Dopo una notte di trattativa, non senza tensioni, accordo tra sindacati e imprese sulle nuove regole per la sicurezza sul lavoro all’epoca del Coronavirus. Un’intesa mediata in prima persona dal premier, Giuseppe Conte: «Dopo diciotto ore di un lungo e approfondito confronto», sottolinea lo stesso presidente del Consiglio, «è stato finalmente siglato il protocollo. Per il bene del Paese, per la tutela della salute di lavoratrici e lavoratori. L’Italia non si ferma». Il governo ne «favorisce, per quanto di sua competenza, la piena attuazione», si legge nel testo.
Si chiama «Protocollo condiviso di regolamentazione delle misure per il contrasto e il contenimento della diffusione del virus Covid-19 negli ambienti di lavoro», ed è stato sottoscritto da Cgil, Cisl, Uil e Confindustria, Confapi, Rete imprese Italia e Alleanza delle cooperative. In dodici pagine e tredici punti detta le condizioni per garantire la salute e abbassare il più possibile il rischio contagio.
L’attività produttiva può proseguire solo in presenza di «adeguati» livelli di protezione. Per garantirli, si può ricorrere anche allo stop della produzione per qualche giorno, con il ricorso agli ammortizzatori sociali.

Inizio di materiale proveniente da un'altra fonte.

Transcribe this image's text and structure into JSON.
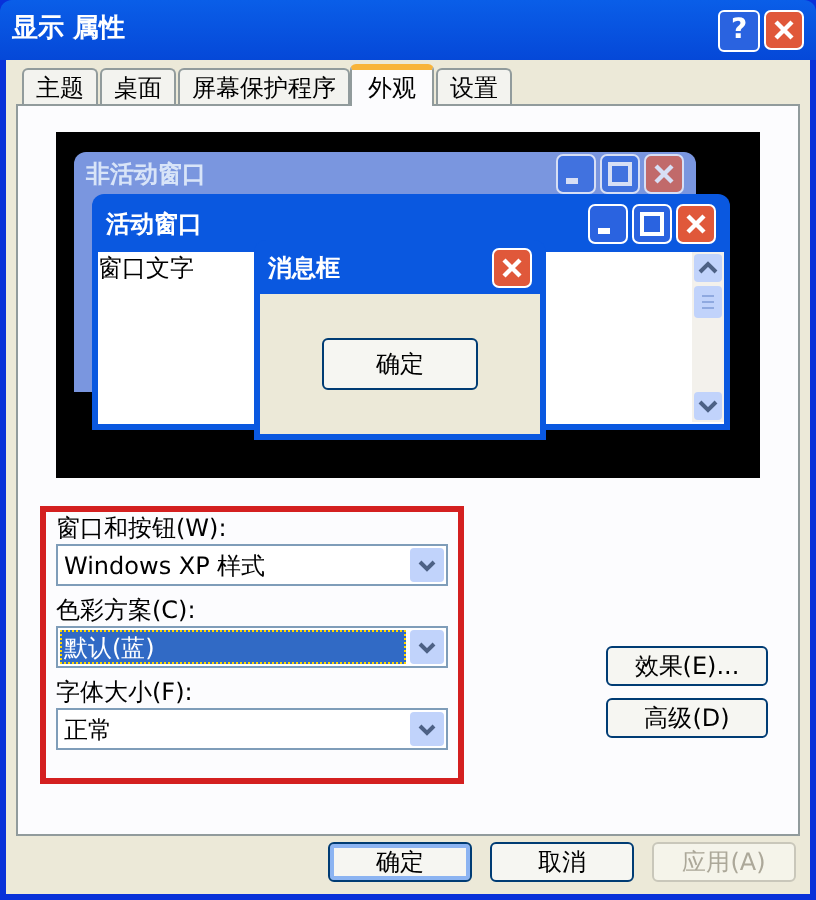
{
  "window": {
    "title": "显示 属性",
    "help": "?"
  },
  "tabs": [
    {
      "label": "主题",
      "selected": false
    },
    {
      "label": "桌面",
      "selected": false
    },
    {
      "label": "屏幕保护程序",
      "selected": false
    },
    {
      "label": "外观",
      "selected": true
    },
    {
      "label": "设置",
      "selected": false
    }
  ],
  "preview": {
    "inactive_title": "非活动窗口",
    "active_title": "活动窗口",
    "window_text": "窗口文字",
    "message_title": "消息框",
    "message_button": "确定"
  },
  "settings": [
    {
      "label": "窗口和按钮(W):",
      "value": "Windows XP 样式",
      "focused": false
    },
    {
      "label": "色彩方案(C):",
      "value": "默认(蓝)",
      "focused": true
    },
    {
      "label": "字体大小(F):",
      "value": "正常",
      "focused": false
    }
  ],
  "side_buttons": [
    "效果(E)...",
    "高级(D)"
  ],
  "footer_buttons": [
    {
      "label": "确定",
      "default": true,
      "disabled": false
    },
    {
      "label": "取消",
      "default": false,
      "disabled": false
    },
    {
      "label": "应用(A)",
      "default": false,
      "disabled": true
    }
  ]
}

Tra le norme più importanti, i controlli all’ingresso dei luoghi di lavoro e possibile misurazione della temperatura corporea: oltre i 37 gradi e mezzo il lavoratore sarà assistito. L’azienda dovrà assicurare la sanificazione periodica dei locali e adottare tutte le precauzioni igieniche. Qualora il lavoro imponga una distanza interpersonale minore di un metro e non siano possibili altre soluzioni organizzative è necessario l’uso delle mascherine e di altri dispositivi di protezione: guanti, occhiali, tute, cuffie e camici conformi.
L’accesso agli spazi comuni, comprese le mense aziendali, le aree fumatori e gli spogliatoi è contingentato, saranno favoriti orari di ingresso e uscita scaglionati in modo da evitare il più possibile contatti nelle zone comuni.
Le imprese potranno, avendo a riferimento quanto previsto dai Contratti nazionali e favorendo le intese con le rappresentanze sindacali aziendali, disporre la chiusura di tutti i reparti diversi dalla produzione. Dovranno essere assicurati piani di turnazione dei dipendenti per diminuire al massimo i contatti e di creare gruppi distinti e riconoscibili.
In caso di chiusure vanno utilizzati in via prioritaria gli ammortizzatori sociali previsti nel decreto in pubblicazione.
Nel caso in cui una persona presente in azienda sviluppi febbre e sintomi di infezione respiratoria come la tosse, l’ufficio del personale dovrà procedere al suo isolamento e a quello degli altri presenti nei locali. L’azienda avvertirà immediatamente le autorità sanitarie.
In ogni azienda dovrà essere costituito un Comitato per l’applicazione e la verifica delle regole del protocollo con la partecipazione delle rappresentanze sindacali aziendali e dei Rappresentanti dei lavoratori per la sicurezza.
Nella prima conferenza stampa virtuale della storia della Cgil, il segretario generale Maurizio Landini ha illustrato il protocollo rispondendo alle domande dei lavoratori – tramite Facebook – e dei giornalisti. La ratio del Protocollo firmato sta tutta nel concetto: «Dove si lavora, bisogna farlo in sicurezza; se non è possibile ci sono gli ammortizzatori sociali ma nessuno deve perdere il lavoro». Per Landini si tratta «di un risultato importante: non abbiamo risolto tutti i problemi ma possiamo garantire i lavoratori il più possibile all’interno di una situazione totalmente inedita: vengono prima salute e sicurezza di profitto e rendita».
La promessa del governo è che «entro metà della prossima settimana saranno assicurate a tutti i lavoratori le protezioni individuali». Tutto il Protocollo è comunque demandato su base aziendale: «Non si decide con la bacchetta magica da Roma», sottolinea Landini.
Riguardo a possibili sanzioni alle aziende che non rispettano il Protocollo, Landini ha sottolineato che «se non ci sono le condizioni, non si lavora: non è che se l’azienda paga una multa poi può produrre».
Landini ha poi ricordato che «il virus potrebbe essere legato anche ad un modello di sviluppo che non rispetta l’ambiente» e dunque ha rivendicato la sua proposta di «utilizzare questa crisi per cancellare la flessibilità»: «Serve un cambiamento globale perché l’interdipendenza ci fa capire che il ritorno alle piccole patrie non ha senso».